翻譯 | Placing Search in Context The Concept Revisited

時間 2019-12-13

標籤翻譯 placing search context concept revisited 简体版

原文原文鏈接

翻譯 | Placing Search in Context The Concept Revisited

原文

摘要

[1] Keyword-based search engines are in widespread use today as a popular means for Web-based information retrieval.網絡

[2] Although such systems seem deceptively simple, a considerable amount of skill is required in order to satisfy non-trivial information needs.app

[3] This paper presents a new conceptual paradigm for performing search in context, that largely automates the search process, providing even non-professional users with highly relevant results.dom

[4] This paradigm is implemented in practice in the IntelliZap system, where search is initiated from a text query marked by the user in a document she views, and is guided by the text surrounding the marked query in that document (「the context」).ide

[5] The context-driven information retrieval process involves semantic keyword extraction and clustering to automatically generate new, augmented queries.工具

[6] The latter are submitted to a host of general and domain-specific search engines.性能

[7] Search results are then semantically reranked, using context. Experimental results testify that using context to guide search, effectively offers even inexperienced users an advanced search tool on the Web.ui

模型改進

第一節

[1] The core of IntelliZap technology is a semantic network, which provides a metric for measuring distances between pairs of words.this

[2] The basic semantic network is implemented using a vector-based approach, where each word is represented as a vector in multi-dimensional space.搜索引擎

[3] To assign each word a vector representation, we first identified 27 knowledge domains (such as computers, business and entertainment) roughly partitioning the whole variety of topics.lua

[4] We then sampled a large set of documents in these domains on the Internet Word vectors were obtained by recording the frequencies of each word in each knowledge domain.

[5] Each domain can therefore be viewed as an axis in the multi-dimensional space.

[6] The distance measure between word vectors is computed using a correlation-based metric:

第二節

[1] Unfortunately, there are no accepted procedures for evaluating performance of semantic metrics.

[2] Following Resnik [1999], we evaluated different metrics by computing correlation between their scores and human-assigned scores for a list of word pairs.

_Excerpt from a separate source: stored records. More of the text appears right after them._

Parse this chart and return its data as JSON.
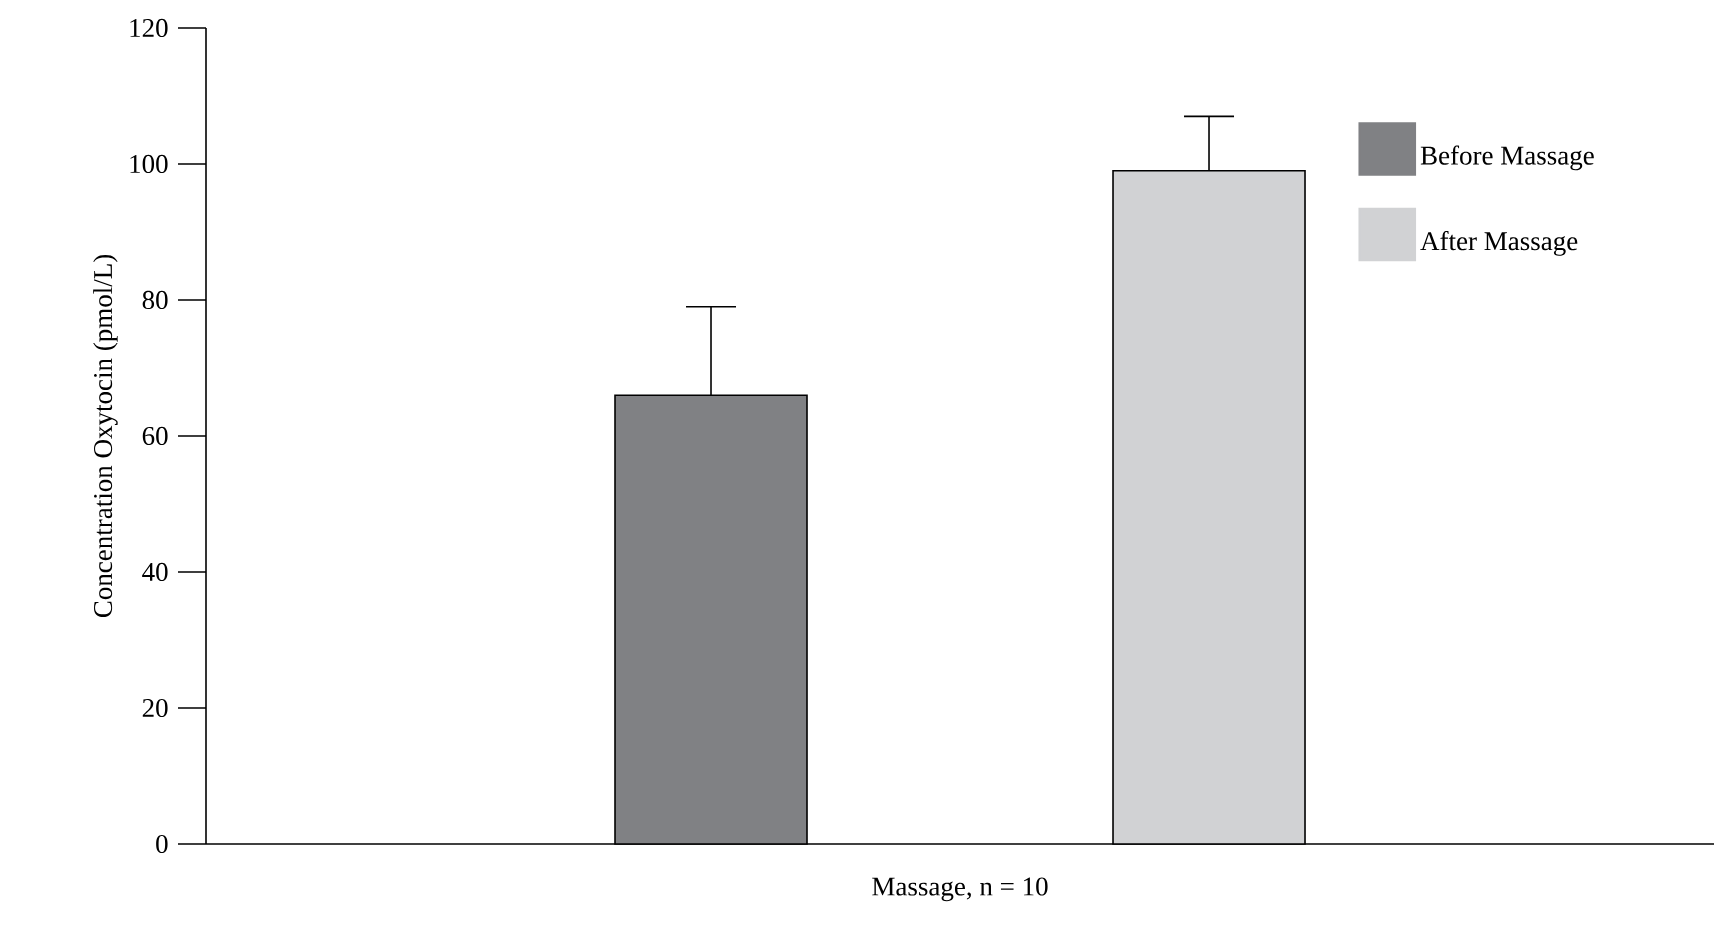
{
  "chart_data": {
    "type": "bar",
    "ylabel": "Concentration Oxytocin (pmol/L)",
    "xlabel": "Massage, n = 10",
    "categories": [
      null
    ],
    "series": [
      {
        "name": "Before Massage",
        "color": "#808184",
        "values": [
          66
        ],
        "errors": [
          [
            66,
            79
          ]
        ]
      },
      {
        "name": "After Massage",
        "color": "#d1d2d4",
        "values": [
          99
        ],
        "errors": [
          [
            99,
            107
          ]
        ]
      }
    ],
    "ylim": [
      0,
      120
    ],
    "yticks": [
      0,
      20,
      40,
      60,
      80,
      100,
      120
    ],
    "legend": "top right"
  }
}
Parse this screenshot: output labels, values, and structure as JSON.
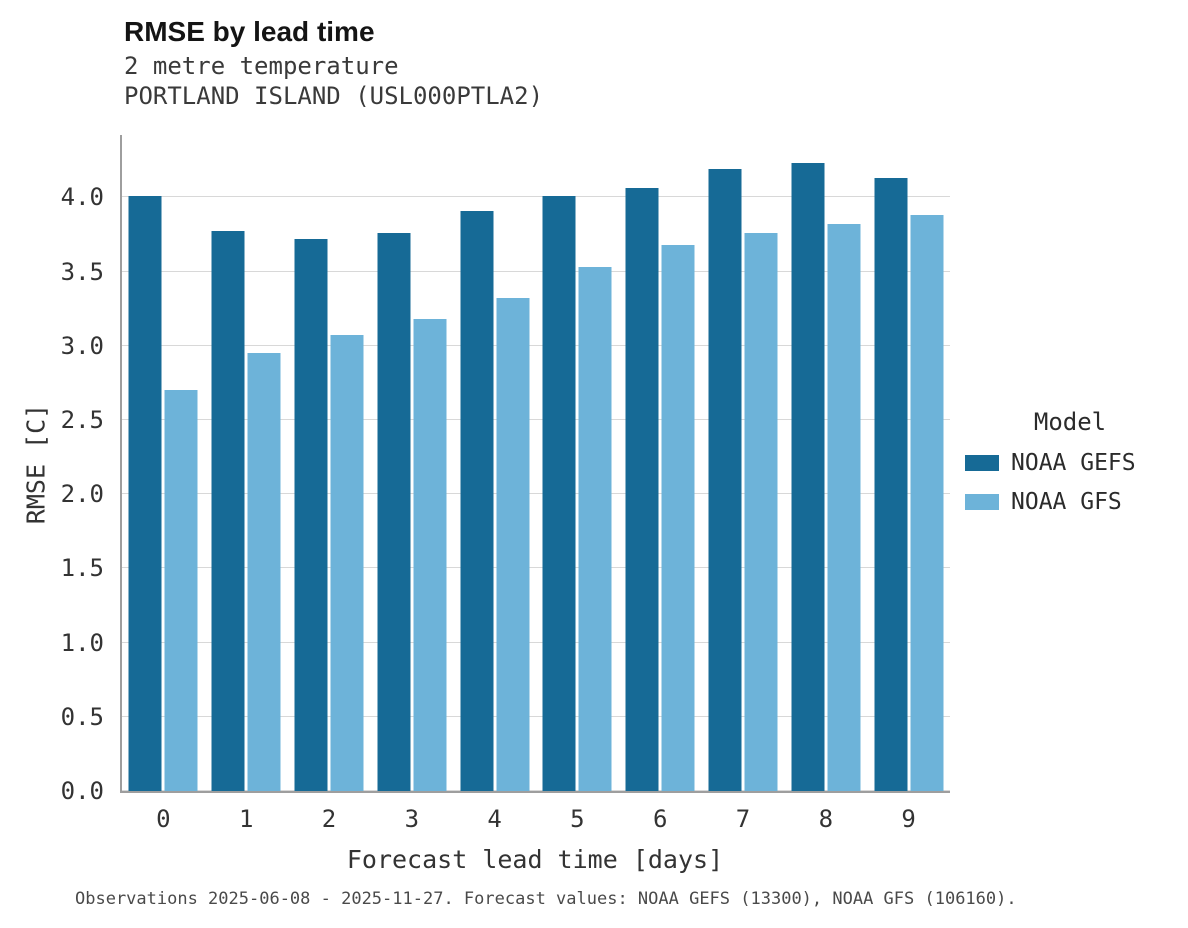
{
  "header": {
    "title": "RMSE by lead time",
    "subtitle_line1": "2 metre temperature",
    "subtitle_line2": "PORTLAND ISLAND (USL000PTLA2)"
  },
  "axes": {
    "xlabel": "Forecast lead time [days]",
    "ylabel": "RMSE [C]"
  },
  "legend": {
    "title": "Model",
    "entries": [
      {
        "label": "NOAA GEFS",
        "color": "#166a96"
      },
      {
        "label": "NOAA GFS",
        "color": "#6db3d9"
      }
    ]
  },
  "footer": {
    "text": "Observations 2025-06-08 - 2025-11-27. Forecast values: NOAA GEFS (13300), NOAA GFS (106160)."
  },
  "chart_data": {
    "type": "bar",
    "title": "RMSE by lead time",
    "subtitle": "2 metre temperature — PORTLAND ISLAND (USL000PTLA2)",
    "categories": [
      0,
      1,
      2,
      3,
      4,
      5,
      6,
      7,
      8,
      9
    ],
    "series": [
      {
        "name": "NOAA GEFS",
        "color": "#166a96",
        "values": [
          4.01,
          3.77,
          3.72,
          3.76,
          3.91,
          4.01,
          4.06,
          4.19,
          4.23,
          4.13
        ]
      },
      {
        "name": "NOAA GFS",
        "color": "#6db3d9",
        "values": [
          2.7,
          2.95,
          3.07,
          3.18,
          3.32,
          3.53,
          3.68,
          3.76,
          3.82,
          3.88
        ]
      }
    ],
    "xlabel": "Forecast lead time [days]",
    "ylabel": "RMSE [C]",
    "ylim": [
      0,
      4.42
    ],
    "yticks": [
      0.0,
      0.5,
      1.0,
      1.5,
      2.0,
      2.5,
      3.0,
      3.5,
      4.0
    ],
    "grid": true,
    "legend_title": "Model",
    "legend_position": "right"
  }
}
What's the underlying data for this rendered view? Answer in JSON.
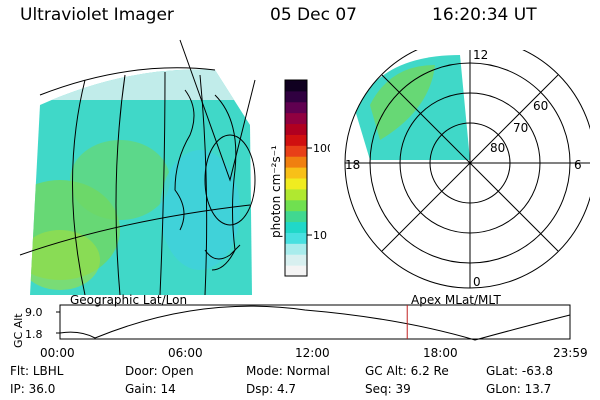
{
  "header": {
    "instrument": "Ultraviolet Imager",
    "date": "05 Dec 07",
    "time": "16:20:34 UT"
  },
  "colorbar": {
    "unit_label": "photon cm⁻²s⁻¹",
    "ticks": [
      {
        "label": "100",
        "value": 100
      },
      {
        "label": "10",
        "value": 10
      }
    ],
    "colors": [
      "#f4f4f4",
      "#d8f0f0",
      "#a8ecec",
      "#48e0e0",
      "#20d8c8",
      "#40d890",
      "#70e050",
      "#b0e830",
      "#f0ec20",
      "#f8c018",
      "#f08010",
      "#e84018",
      "#d01010",
      "#b00020",
      "#900040",
      "#600050",
      "#300040",
      "#100020"
    ]
  },
  "geo_map": {
    "caption": "Geographic Lat/Lon"
  },
  "polar_plot": {
    "caption": "Apex MLat/MLT",
    "mlt_labels": [
      "12",
      "18",
      "6",
      "0"
    ],
    "mlat_labels": [
      "60",
      "70",
      "80"
    ]
  },
  "altitude_plot": {
    "ylabel": "GC Alt",
    "yticks": [
      "9.0",
      "1.8"
    ],
    "xticks": [
      "00:00",
      "06:00",
      "12:00",
      "18:00",
      "23:59"
    ],
    "current_time_hours": 16.34
  },
  "status": {
    "filter": {
      "label": "Flt:",
      "value": "LBHL"
    },
    "ip": {
      "label": "IP:",
      "value": "36.0"
    },
    "door": {
      "label": "Door:",
      "value": "Open"
    },
    "gain": {
      "label": "Gain:",
      "value": "14"
    },
    "mode": {
      "label": "Mode:",
      "value": "Normal"
    },
    "dsp": {
      "label": "Dsp:",
      "value": "4.7"
    },
    "gc_alt": {
      "label": "GC Alt:",
      "value": "6.2 Re"
    },
    "seq": {
      "label": "Seq:",
      "value": "39"
    },
    "glat": {
      "label": "GLat:",
      "value": "-63.8"
    },
    "glon": {
      "label": "GLon:",
      "value": "13.7"
    }
  },
  "colors": {
    "cyan": "#40d8d8",
    "green": "#60d870",
    "marker": "#c02020"
  }
}
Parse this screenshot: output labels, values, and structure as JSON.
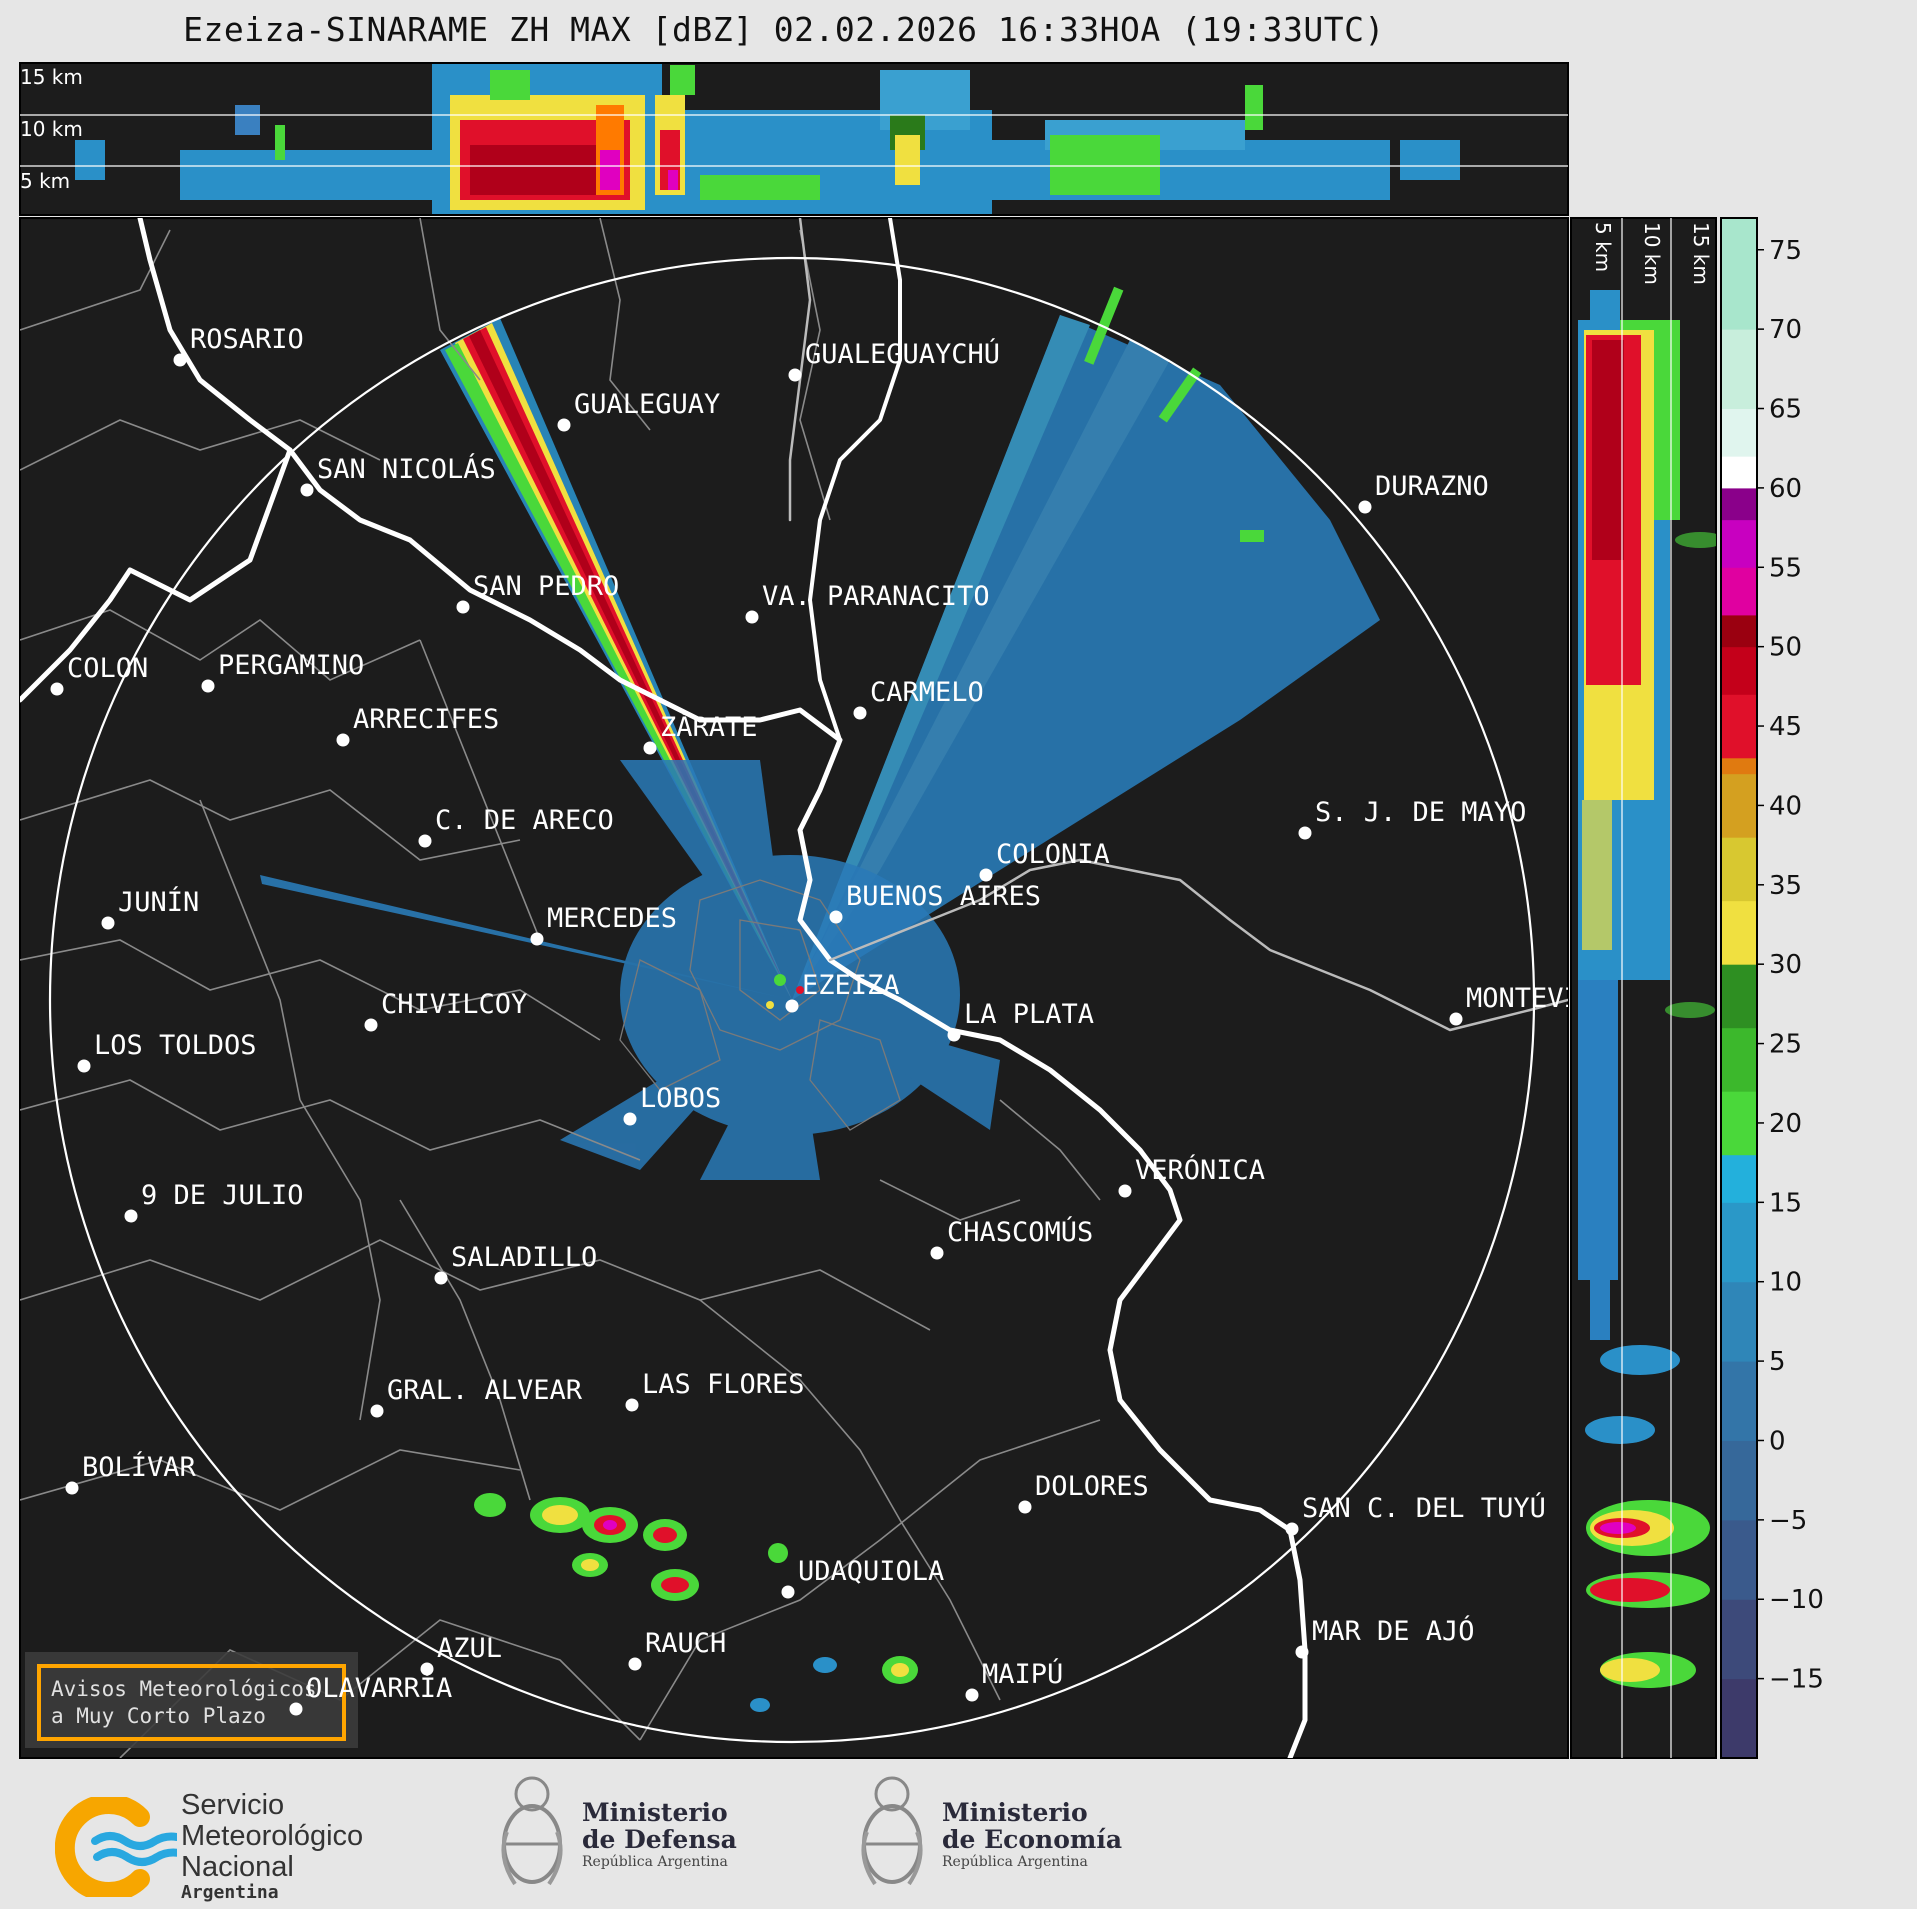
{
  "title": "Ezeiza-SINARAME ZH MAX [dBZ] 02.02.2026 16:33HOA (19:33UTC)",
  "top_panel": {
    "height_labels": [
      "15 km",
      "10 km",
      "5 km"
    ]
  },
  "side_panel": {
    "height_labels": [
      "5 km",
      "10 km",
      "15 km"
    ]
  },
  "colorbar": {
    "unit": "dBZ",
    "ticks": [
      "75",
      "70",
      "65",
      "60",
      "55",
      "50",
      "45",
      "40",
      "35",
      "30",
      "25",
      "20",
      "15",
      "10",
      "5",
      "0",
      "−5",
      "−10",
      "−15"
    ],
    "range": [
      -20,
      77
    ]
  },
  "cities": [
    {
      "name": "ROSARIO"
    },
    {
      "name": "GUALEGUAYCHÚ"
    },
    {
      "name": "GUALEGUAY"
    },
    {
      "name": "SAN NICOLÁS"
    },
    {
      "name": "DURAZNO"
    },
    {
      "name": "SAN PEDRO"
    },
    {
      "name": "VA. PARANACITO"
    },
    {
      "name": "COLON"
    },
    {
      "name": "PERGAMINO"
    },
    {
      "name": "CARMELO"
    },
    {
      "name": "ARRECIFES"
    },
    {
      "name": "ZÁRATE"
    },
    {
      "name": "S. J. DE MAYO"
    },
    {
      "name": "C. DE ARECO"
    },
    {
      "name": "COLONIA"
    },
    {
      "name": "BUENOS AIRES"
    },
    {
      "name": "JUNÍN"
    },
    {
      "name": "MERCEDES"
    },
    {
      "name": "EZEIZA"
    },
    {
      "name": "MONTEVIDEO"
    },
    {
      "name": "CHIVILCOY"
    },
    {
      "name": "LA PLATA"
    },
    {
      "name": "LOS TOLDOS"
    },
    {
      "name": "LOBOS"
    },
    {
      "name": "VERÓNICA"
    },
    {
      "name": "9 DE JULIO"
    },
    {
      "name": "CHASCOMÚS"
    },
    {
      "name": "SALADILLO"
    },
    {
      "name": "GRAL. ALVEAR"
    },
    {
      "name": "LAS FLORES"
    },
    {
      "name": "BOLÍVAR"
    },
    {
      "name": "DOLORES"
    },
    {
      "name": "SAN C. DEL TUYÚ"
    },
    {
      "name": "UDAQUIOLA"
    },
    {
      "name": "MAR DE AJÓ"
    },
    {
      "name": "AZUL"
    },
    {
      "name": "RAUCH"
    },
    {
      "name": "OLAVARRÍA"
    },
    {
      "name": "MAIPÚ"
    }
  ],
  "alert_box": {
    "line1": "Avisos Meteorológicos",
    "line2": "a Muy Corto Plazo"
  },
  "sponsors": {
    "smn": {
      "line1": "Servicio",
      "line2": "Meteorológico",
      "line3": "Nacional",
      "line4": "Argentina"
    },
    "defensa": {
      "line1": "Ministerio",
      "line2": "de Defensa",
      "line3": "República Argentina"
    },
    "economia": {
      "line1": "Ministerio",
      "line2": "de Economía",
      "line3": "República Argentina"
    }
  },
  "colors": {
    "map_background": "#1c1c1c",
    "coast": "#ffffff",
    "borders": "#8a8a8a",
    "alert_border": "#ffa500",
    "smn_orange": "#f7a600",
    "smn_blue": "#29a8e0"
  }
}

[3] The intuition behind this approach is that a good metric should approximate human judgments well.

[4] While Resnik used a list of 30 noun pairs from Miller and Charles [1991], we opted for a more comprehensive evaluation.

[5] To this end, we prepared a diverse list of 350 noun pairs representing various degrees of similarity,10 and employed 16 subjects to estimate the 「relatedness」 of the words in pairs on a scale from 0 (totally unrelated words) to 10 (very much related or identical words).

[6] The vector-based metric achieved 41% correlation with averaged human scores, and the WordNet-based metric achieved 39% correlation11,12 A linear combination of the two metrics achieved 55% correlation with human scores.

[7] Currently, our semantic network is defined for the English language, though the technology can be adapted for other languages with minimal effort.

[8] This would require training the network using textual data for the desired language, properly partitioned into domains.

[9] Linguistic information can be added, subject to the availability of adequate tools for the target language (e.g., EuroWordNet for European languages [Euro WordNet] or EDR for Japanese [Yokoi 1995]).